Madagascar : plus de 7000 enfants scolarisés grâce à Aide et Action

Pour le projet « Education préscolaire à Madagascar », mené par Aide et Action, l’heure est au bilan. En trois ans, celui-ci a permis de construire une trentaine de centres préscolaires publics dans les quatre régions : Analamanga, Sava, Diana, et Atsimo Atsinanana. Ces derniers accueillent au total plus de 7 000 enfants de 0 à 3 ans, issus des milieux urbains et de zones plus reculées, comme Betioky- Atsimo, Sakaraha… 58 salles de classes ont été construites selon les normes internationales et 70 éducatrices ont été formées. En sus, de nombreux outils pédagogiques adaptés à l’éducation préscolaire ont été produits durant cette période. Suite au passage du cyclone Haruna en Février 2014, ce projet avait notamment permis la re-scolarisation rapide des enfants touchés par la catastrophe naturelle.

L’ensemble de ces résultats et analyses ont été partagés lors d’un séminaire international organisé par la Direction de l’Education Prescolaire et de l’Alphabétisation de Madagascar, Aide et Action et l’Université de Genève début octobre 2014. « La première journée de ce séminaire a été consacrée à la présentation des expériences menées par des intervenants dans le préscolaire à Madagascar (Aide et action, Unicef, Association sœur Emmanuel…), d’une part et, d’autre part, de celles entamées par Aide et action en Afrique de l’Ouest (Mali, Togo). L’université de Genève, l’Ecole normale supérieure de Fianarantsoa et l’Académie de La Réunion présenteront les résultats de leurs recherches sur le préscolaire, durant la deuxième journée », explique Evelyne Hantamalala. Une table- ronde sur le thème : « A la recherche de pistes d’actions pour le développement de l’éducation préscolaire à Madagascar » a clôturé le séminaire.
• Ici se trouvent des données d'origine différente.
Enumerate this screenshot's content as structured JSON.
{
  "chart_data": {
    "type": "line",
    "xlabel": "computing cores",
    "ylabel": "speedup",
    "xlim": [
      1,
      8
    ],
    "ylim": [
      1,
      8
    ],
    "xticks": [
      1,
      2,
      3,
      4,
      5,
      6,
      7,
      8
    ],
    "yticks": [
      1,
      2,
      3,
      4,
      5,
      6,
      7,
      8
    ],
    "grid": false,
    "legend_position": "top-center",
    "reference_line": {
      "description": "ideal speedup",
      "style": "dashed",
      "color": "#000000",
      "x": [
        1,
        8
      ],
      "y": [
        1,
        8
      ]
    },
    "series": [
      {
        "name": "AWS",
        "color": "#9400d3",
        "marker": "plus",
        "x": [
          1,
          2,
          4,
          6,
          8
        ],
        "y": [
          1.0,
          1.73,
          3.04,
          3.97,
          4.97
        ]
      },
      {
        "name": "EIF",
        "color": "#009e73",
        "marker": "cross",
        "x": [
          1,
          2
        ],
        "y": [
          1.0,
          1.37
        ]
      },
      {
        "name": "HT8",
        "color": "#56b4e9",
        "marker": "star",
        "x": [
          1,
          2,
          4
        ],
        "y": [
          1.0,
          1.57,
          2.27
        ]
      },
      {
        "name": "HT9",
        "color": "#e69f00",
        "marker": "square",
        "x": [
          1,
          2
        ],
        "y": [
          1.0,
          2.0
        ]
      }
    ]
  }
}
Ce séminaire vise à contribuer à l’amélioration des stratégies et politiques de développement de la petite enfance en Afrique et spécialement à Madagascar. Dans ce pays, comme souvent dans les pays en voie de développement, près de 80% des structures d’accueil de la petite enfance sont du secteur privé et en milieu urbain. Résultat : bon nombre d’enfants notamment parmi les familles les plus pauvres sont livrés à eux-mêmes une bonne partie de la journée. Ils ne sont pas pris en charge et ne bénéficient pas des meilleures soins ni de la meilleure éducation possible, ce qui est susceptible de nuire à leur développement cognitif et social.